Ever since Iran’s military nuclear program chief Mohsen Fakhrizadeh met his end in a daring assassination and hail of bullets on November 27, the world has been wondering how, exactly, it happened.
Although a report in the Jewish Chronicle (JC) late Wednesday claims to have the definitive account, the world may need to wait a bit longer.
As interesting as it is exploring the pros and cons of the account given by the JC, there is another question: who had an interest in providing these details, what was that interest, and why now?
While some of this review involves deconstructing and raising doubts about aspects of the JC report, there is no doubt that the reporter, Jake Wallis Simons, did some serious journalism and research, and genuinely believes what his source(s) told him.
That said, multiple Israeli sources shed significant doubt on various aspects of the report.
There has been an ongoing battle of narratives on whether an Israeli team on the ground assassinated Fakhrizadeh up close, or whether a next-generation satellite remote-controlled gun took him down from long range with no Israelis in sight.
According to the JC, the answer is splitting the difference: there were many Israelis on the ground, but they also used a remote-controlled gun, though not one operated by satellite.
The Post previously confirmed foreign reports (unlike the JC, the Post is under the restriction of the Israeli censor) that Israelis were involved and on the ground, without a definitive conclusion on what kind of remote gun may have also been involved.
Based on the Post’s research, it is still unclear whether a remote gun was used along with the Israeli boots on the ground.
There is no question that an initial and false Iranian narrative of a remote satellite-controlled gun with no Israelis on the ground was pushed by Tehran to cover its failure to catch the assassins.
However, confirming the exact details and taking more credit in this sensitive political climate – when Israel is hoping to coax the US to listen to its views while hoping the Islamic Republic will not retaliate too severely – is not something the Mossad itself would do.
Moreover, Mossad officials would not likely take explicit credit for the deep penetration of al-Qaeda and the IRGC in Iran.

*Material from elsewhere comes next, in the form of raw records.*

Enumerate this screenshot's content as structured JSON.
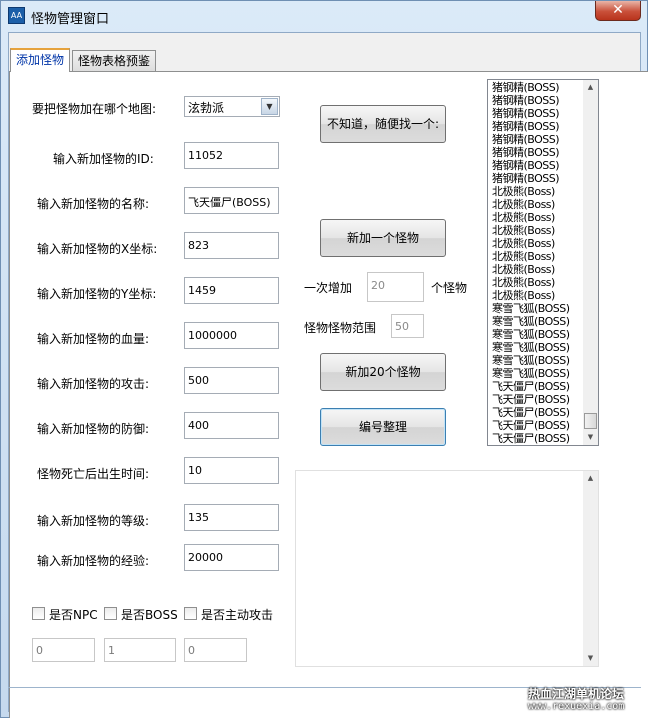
{
  "window": {
    "title": "怪物管理窗口",
    "icon": "app-icon"
  },
  "tabs": [
    {
      "label": "添加怪物",
      "active": true
    },
    {
      "label": "怪物表格预鉴",
      "active": false
    }
  ],
  "form": {
    "map_label": "要把怪物加在哪个地图:",
    "map_value": "泫勃派",
    "id_label": "输入新加怪物的ID:",
    "id_value": "11052",
    "name_label": "输入新加怪物的名称:",
    "name_value": "飞天僵尸(BOSS)",
    "x_label": "输入新加怪物的X坐标:",
    "x_value": "823",
    "y_label": "输入新加怪物的Y坐标:",
    "y_value": "1459",
    "hp_label": "输入新加怪物的血量:",
    "hp_value": "1000000",
    "atk_label": "输入新加怪物的攻击:",
    "atk_value": "500",
    "def_label": "输入新加怪物的防御:",
    "def_value": "400",
    "respawn_label": "怪物死亡后出生时间:",
    "respawn_value": "10",
    "level_label": "输入新加怪物的等级:",
    "level_value": "135",
    "exp_label": "输入新加怪物的经验:",
    "exp_value": "20000"
  },
  "buttons": {
    "random": "不知道，随便找一个:",
    "add_one": "新加一个怪物",
    "add_twenty": "新加20个怪物",
    "renumber": "编号整理"
  },
  "batch": {
    "once_add_label": "一次增加",
    "once_add_value": "20",
    "unit_label": "个怪物",
    "range_label": "怪物怪物范围",
    "range_value": "50"
  },
  "checkboxes": [
    {
      "label": "是否NPC",
      "checked": false
    },
    {
      "label": "是否BOSS",
      "checked": false
    },
    {
      "label": "是否主动攻击",
      "checked": false
    }
  ],
  "flags": [
    "0",
    "1",
    "0"
  ],
  "monster_list": [
    "猪钢精(BOSS)",
    "猪钢精(BOSS)",
    "猪钢精(BOSS)",
    "猪钢精(BOSS)",
    "猪钢精(BOSS)",
    "猪钢精(BOSS)",
    "猪钢精(BOSS)",
    "猪钢精(BOSS)",
    "北极熊(Boss)",
    "北极熊(Boss)",
    "北极熊(Boss)",
    "北极熊(Boss)",
    "北极熊(Boss)",
    "北极熊(Boss)",
    "北极熊(Boss)",
    "北极熊(Boss)",
    "北极熊(Boss)",
    "寒雪飞狐(BOSS)",
    "寒雪飞狐(BOSS)",
    "寒雪飞狐(BOSS)",
    "寒雪飞狐(BOSS)",
    "寒雪飞狐(BOSS)",
    "寒雪飞狐(BOSS)",
    "飞天僵尸(BOSS)",
    "飞天僵尸(BOSS)",
    "飞天僵尸(BOSS)",
    "飞天僵尸(BOSS)",
    "飞天僵尸(BOSS)",
    "飞天僵尸(BOSS)"
  ],
  "monster_list_selected_index": 28,
  "watermark": {
    "text": "热血江湖单机论坛",
    "url": "www.rexuexia.com"
  }
}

Generally, the report does not attribute to Mossad sources, but rather to sources familiar with the operations details or anonymous sources or international sources.
It is unlikely that the JC received significant material directly from Mossad sources simply because the spy agency rarely speaks to foreign journalists, and when it speaks to any journalist it is usually in-person or with journalists with whom it has a long-term relationship.
“My story is 100% accurate,” Simons told the Post. He said he was very confident about his sources, but did not give any indication that his sources were from the Mossad itself.
For a journalist with a background of working for the Daily Mail, it would be far more reasonable that his sources would come from British intelligence, or from other British officials who may have heard second-hand accounts of the operation.
Such a foreign intelligence agent might also be responsible for the slight semantic inaccuracy of referring to Mossad division heads as “brigadier-generals,” when the equivalent Israeli army rank would be”major-generals” or “aluf.”
For journalists working with spy sources, meeting a source in person can also help determine how much of what is being said is truthful, and how much is part of a complex psychological warfare game.
There are other incongruities, besides the idea that the Mossad would not boastfully draw attention to these details now.
In the one instance where the JC comes close to suggesting direct information from the Mossad, it says: “Senior Mossad figures privately believe that the breakout time is closer to five years, the JC can reveal.”
This would not be a view expressed by current senior Mossad officials, who would find such an assertion outrageous.
Rather, the Post has learned that they view the longest timeline for Iran obtaining a nuclear bomb at two years, like IDF intelligence chief Tamir Heiman said this week, or much shorter, as some Iran nuclear experts have asserted.
Regarding the impact on Tehran losing Fakhrizadeh, the Post previously reported that the loss was massive, and the JC report does a strong job giving the reader a feel for the impact of that loss.
However, the idea that his death would set back the Islamic Republic six years as the JC reports is seen by Mossad officials as off the mark.
Strong points in the JC story are its revealing of March 2020 and the eight month process leading up to the November operation, as well as confirming earlier Jerusalem Post reports about the Mossad’s strategy to convince the Biden administration of its views using clean depoliticized intelligence.
So who would be pushing this story, and why now?
If it is a British official, any European official, or any US official, the answer is easy: the story’s multiple mention of the loss of Fakhrizadeh pushes out the nuclear timeline to five years.
If Iran is five years away from a nuclear bomb, then why is Israel getting so excited? What would be wrong with the US and the EU-3 (Germany, France, and the UK) getting back the nuclear deal as it was in 2015? There are five more years at least before anyone needs to worry.
This is not the Israeli playbook, and definitely not the current Mossad’s playbook, where the emphasis is that there is enough time for the US not to have to rush back into the deal before Iran’s June election, but nowhere near five years that would take away any sense of urgency.